AA Edit | Ela's pioneering fight
What Bhatt did was to teach very early the importance of girls' education and a path to basic financial independence.
There is a huge informal work force of several million women in India who owe a deep debt to Ela Bhatt. The rich encomiums that flowed in the wake of her death at the age of 89 are an acknowledgment of the concept she pursued decades ago towards empowerment of women while leading her spartan life in the Gandhian way. She opened a path to women who were either in distress or bold enough to seek self-employment while still handling back-breaking housework and keeping the family glued together.
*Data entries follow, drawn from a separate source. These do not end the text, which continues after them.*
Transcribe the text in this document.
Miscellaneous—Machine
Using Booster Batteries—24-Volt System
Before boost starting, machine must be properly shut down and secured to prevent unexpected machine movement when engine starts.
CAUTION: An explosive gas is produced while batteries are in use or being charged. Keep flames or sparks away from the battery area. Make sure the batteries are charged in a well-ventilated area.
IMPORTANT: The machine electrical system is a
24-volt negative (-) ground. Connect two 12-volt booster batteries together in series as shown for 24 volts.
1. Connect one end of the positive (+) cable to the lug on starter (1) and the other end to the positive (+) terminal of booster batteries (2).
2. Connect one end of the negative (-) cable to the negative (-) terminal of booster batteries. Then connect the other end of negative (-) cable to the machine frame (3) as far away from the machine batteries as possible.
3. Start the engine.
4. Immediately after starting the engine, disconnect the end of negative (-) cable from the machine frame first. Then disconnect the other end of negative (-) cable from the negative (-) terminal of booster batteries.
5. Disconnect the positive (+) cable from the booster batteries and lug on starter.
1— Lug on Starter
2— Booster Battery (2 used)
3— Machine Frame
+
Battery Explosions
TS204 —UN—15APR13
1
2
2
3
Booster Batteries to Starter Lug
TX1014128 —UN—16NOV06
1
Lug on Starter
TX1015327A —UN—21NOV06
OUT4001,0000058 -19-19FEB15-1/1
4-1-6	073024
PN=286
Bhatt’s early acolytes in the movement she started in 1972 may not have gone on to head industries that command billions of rupees in revenues as a few women have in the modern age. In fact, this may be a country which had the world’s second woman Prime Minister in Mrs Indira Gandhi after Sirimavo Bandaranayake of Sri Lanka had broken the glass ceiling in politics. But tending to millions of women needed a vision to empower them by showing a path to financial independence. This is where Bhatt shone most in pioneering the concept of microfinance way ahead of its time and bringing to Indian womanhood opportunities to earn a living.
The country is home today to many high achievers who have competed on an equal footing with men and won laurels in business and management. But the same cannot be said yet of equal opportunity without sex discrimination at every level of enterprise. What Bhatt did was to teach very early the importance of girls’ education and a path to basic financial independence. She won many awards and the admiration of the likes of the United States’ then first couple in the Clintons, but it is her actions empowering the disadvantaged and women in distress that will remain etched in history.